I have built a self contained instrument driver - contained in an LVLIB
It references some code written by the H/W manufacturer that was supplied in an LLB.
Problem:
The whole point of going the LVLIB rout is that when I get a different variant of the H/W which requires different setup parameters or talks on a different protocol speed (but uses the same command set defined but the manufacturer in the LLB) I want to create a new LVLIB for the new project I'm working on so that my S/W modules match the H/W modules.
When I do this all the LLB references fall apart and require resorting with LLB manager.
If I save the LVLIB as... the save corrupts.
Is there a solution to this - other than remove the code from the LLB?
James
Solved! Go to Solution.
06-19-2012 07:49 AM
You could simply not include the LLB in the lvlib. It seems to me that the lvlib is for your code, rather than a third-party set of code, so technically, the LLB shouldn't really be in the lvlib.

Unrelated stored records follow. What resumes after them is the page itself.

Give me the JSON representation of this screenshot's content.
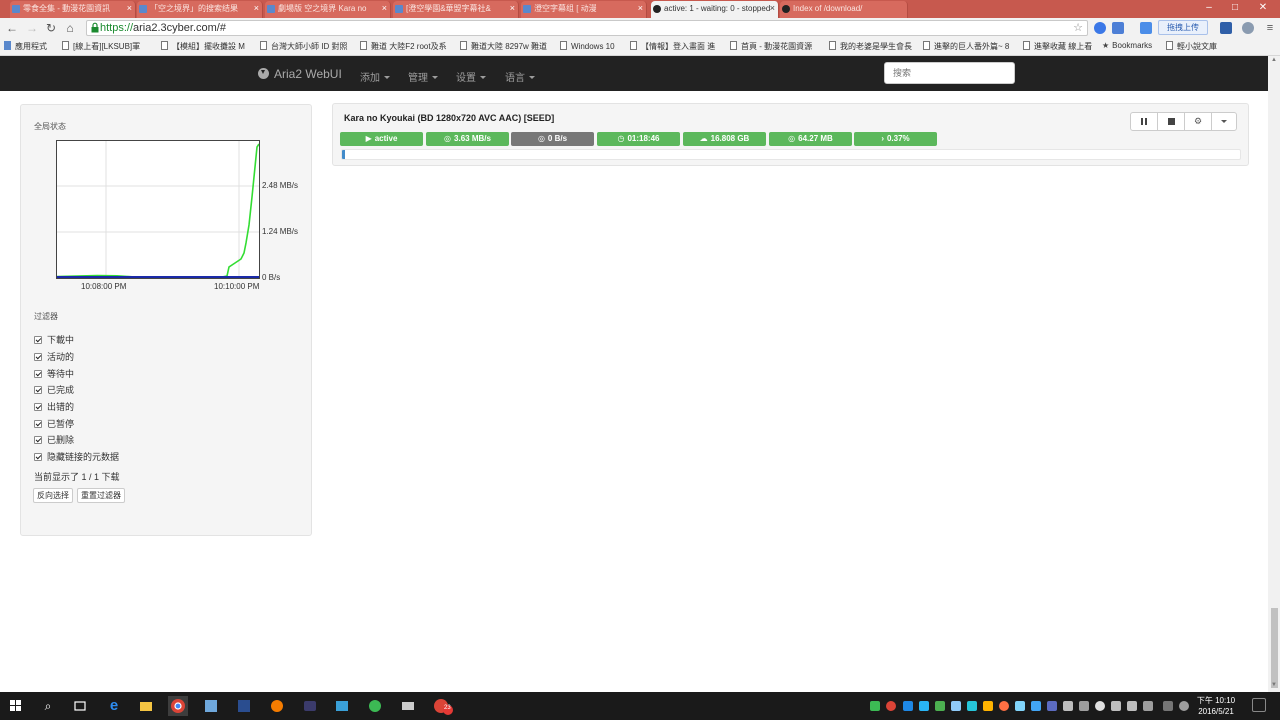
{
  "browser": {
    "tabs": [
      {
        "title": "零食全集 - 動漫花園資訊",
        "active": false
      },
      {
        "title": "「空之境界」的搜索结果",
        "active": false
      },
      {
        "title": "劇場版 空之境界 Kara no",
        "active": false
      },
      {
        "title": "[澄空學園&華盟字幕社&",
        "active": false
      },
      {
        "title": "澄空字幕组 [ 动漫",
        "active": false
      },
      {
        "title": "active: 1 - waiting: 0 - stopped",
        "active": true
      },
      {
        "title": "Index of /download/",
        "active": false
      }
    ],
    "url_scheme": "https://",
    "url_rest": "aria2.3cyber.com/#",
    "upload_button": "拖拽上传",
    "bookmarks": [
      "應用程式",
      "[線上看][LKSUB]軍",
      "【模組】擺收攤設 M",
      "台灣大師小師 ID 對照",
      "難道 大陸F2 root及系",
      "難道大陸 8297w 難道",
      "Windows 10",
      "【情報】登入畫面 進",
      "首頁 - 動漫花園資源",
      "我的老婆是學生會長",
      "進擊的巨人番外篇~ 8",
      "進擊收藏 線上看"
    ],
    "bookmarks_folder": "Bookmarks",
    "bookmarks_extra": "輕小說文庫"
  },
  "navbar": {
    "brand": "Aria2 WebUI",
    "menus": [
      "添加",
      "管理",
      "设置",
      "语言"
    ],
    "search_placeholder": "搜索"
  },
  "sidebar": {
    "global_status_title": "全局状态",
    "graph": {
      "y_labels": [
        "2.48 MB/s",
        "1.24 MB/s",
        "0 B/s"
      ],
      "x_labels": [
        "10:08:00 PM",
        "10:10:00 PM"
      ]
    },
    "filter_title": "过滤器",
    "filters": [
      "下載中",
      "活动的",
      "等待中",
      "已完成",
      "出错的",
      "已暂停",
      "已删除",
      "隐藏链接的元数据"
    ],
    "showing_text": "当前显示了 1 / 1 下载",
    "buttons": {
      "invert": "反向选择",
      "reset": "重置过滤器"
    }
  },
  "download": {
    "name": "Kara no Kyoukai (BD 1280x720 AVC AAC) [SEED]",
    "badges": [
      {
        "icon": "▶",
        "text": "active",
        "color": "green"
      },
      {
        "icon": "◎",
        "text": "3.63 MB/s",
        "color": "green"
      },
      {
        "icon": "◎",
        "text": "0 B/s",
        "color": "gray"
      },
      {
        "icon": "◷",
        "text": "01:18:46",
        "color": "green"
      },
      {
        "icon": "☁",
        "text": "16.808 GB",
        "color": "green"
      },
      {
        "icon": "◎",
        "text": "64.27 MB",
        "color": "green"
      },
      {
        "icon": "›",
        "text": "0.37%",
        "color": "green"
      }
    ],
    "progress_fraction": 0.0037
  },
  "taskbar": {
    "clock_time": "下午 10:10",
    "clock_date": "2016/5/21",
    "badge_count": "23"
  },
  "colors": {
    "tab_strip": "#c7594e",
    "navbar": "#222222",
    "badge_green": "#5cb85c",
    "badge_gray": "#777777",
    "progress": "#428bca",
    "graph_download": "#33dd33",
    "graph_upload": "#1a2aa8"
  }
}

You could also simply convert the LLB to a directory, since the LLB is just a fancy container. (I'm not sure if this is what you meant by removing the code from the LLB.)
06-19-2012 08:05 AM
The "Fancy container" is just that - a problem.
the reason for including the LLB code in the LVLIB is that if I have driver code for Instr 1 and Instr 2 which are both variants of the same instr using the same LLB code but configured a level above totally differently, then when I add them to a project I don't get conflicts.
If I move around the folder containing the LVLIB driver code the LLB code always goes with it. (a small overhead but one that so rarely happens that the disk overhead is worth the hassle of not resolving project conflicts).
I guess I'll have to take the code out of the LLB.
There isn't a programatic way to do this is there (in case the manufacturer updates the LLB code?)